EMILIO FRUGONI QUEIROLO



Montevideo-Uruguay, 1880-1969

EL BAÑO

Hoy he vuelto del baño

con las carnes tostadas por el aire y el sol;

con los cabellos polvoreados de arena.

A mis oídos traigo pegado un caracol
donde la mar resuena
con su perenne arrastre de zumbidos.
Traigo toda la mar en los oídos...

Al salir a la playa,
obstinada la mar me perseguía
con el blanco mordisco de su espuma.
De su seno emergía
desnudándome de agua y arrastrando
detrás de mí jirones de la fría
túnica de sus ondas.
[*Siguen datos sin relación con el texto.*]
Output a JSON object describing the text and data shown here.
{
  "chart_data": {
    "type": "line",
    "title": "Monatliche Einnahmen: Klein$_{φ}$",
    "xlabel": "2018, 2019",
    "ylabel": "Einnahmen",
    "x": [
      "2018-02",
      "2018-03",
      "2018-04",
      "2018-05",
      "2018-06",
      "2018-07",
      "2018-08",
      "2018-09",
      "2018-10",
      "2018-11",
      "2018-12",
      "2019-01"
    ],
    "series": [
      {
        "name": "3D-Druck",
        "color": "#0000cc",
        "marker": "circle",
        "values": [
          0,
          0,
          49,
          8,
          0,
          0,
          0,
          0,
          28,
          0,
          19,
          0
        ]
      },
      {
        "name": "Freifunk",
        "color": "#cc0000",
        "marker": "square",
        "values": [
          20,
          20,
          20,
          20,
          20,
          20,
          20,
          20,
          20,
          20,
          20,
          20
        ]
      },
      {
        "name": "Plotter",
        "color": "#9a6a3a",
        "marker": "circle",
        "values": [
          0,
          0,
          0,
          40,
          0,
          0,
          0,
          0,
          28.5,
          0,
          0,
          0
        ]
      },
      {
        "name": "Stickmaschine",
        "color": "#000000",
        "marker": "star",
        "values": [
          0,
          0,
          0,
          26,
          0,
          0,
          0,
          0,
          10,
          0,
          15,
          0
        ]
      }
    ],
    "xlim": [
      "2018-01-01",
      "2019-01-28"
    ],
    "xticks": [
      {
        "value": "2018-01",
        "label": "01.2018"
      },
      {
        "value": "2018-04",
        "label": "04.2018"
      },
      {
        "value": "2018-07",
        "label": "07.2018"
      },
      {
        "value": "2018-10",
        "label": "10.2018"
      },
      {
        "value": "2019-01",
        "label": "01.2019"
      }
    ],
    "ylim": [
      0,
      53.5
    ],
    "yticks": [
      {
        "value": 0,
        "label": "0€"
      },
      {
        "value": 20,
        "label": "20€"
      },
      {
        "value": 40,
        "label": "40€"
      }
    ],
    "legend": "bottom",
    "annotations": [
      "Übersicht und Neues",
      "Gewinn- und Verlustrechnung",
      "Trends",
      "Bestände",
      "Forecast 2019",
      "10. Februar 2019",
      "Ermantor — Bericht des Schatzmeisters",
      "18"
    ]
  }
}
Cuando
un nuevo paso hacia la orilla daba,
parecía que tras de mí tiraba
de todo el mar que me siguió bramando.

Se desprendía de mis carnes, roto
en gotas que bañaban las arenas
y evaporaba el sol con el castigo
de sus irradiaciones,
inyecciones de vértigo en mis venas ;
pero el hecho es que el mar salió conmigo
y aquí lo traigo en las palpitaciones
de mis carnes morenas.

Siento en mis labios el sabor salobre
de sus besos, y sobre
mi piel velluda el enconado diente
del sol; y además siento
rozar la tibia comba de mi frente
el aletazo rítmico del viento.

El mar me ha perseguido con su aliento.
Lo siento a mis cabellos adherido;
de todo el mar se penetró mi vida;
por mi epidermis su contacto pasa,
y siento a ese contacto renacida
mi fuerza espiritual, como una brasa.
Su clamor, su clamor muerde mi oído...
Es que el mar me ha seguido
como un perro fantástico hasta casa.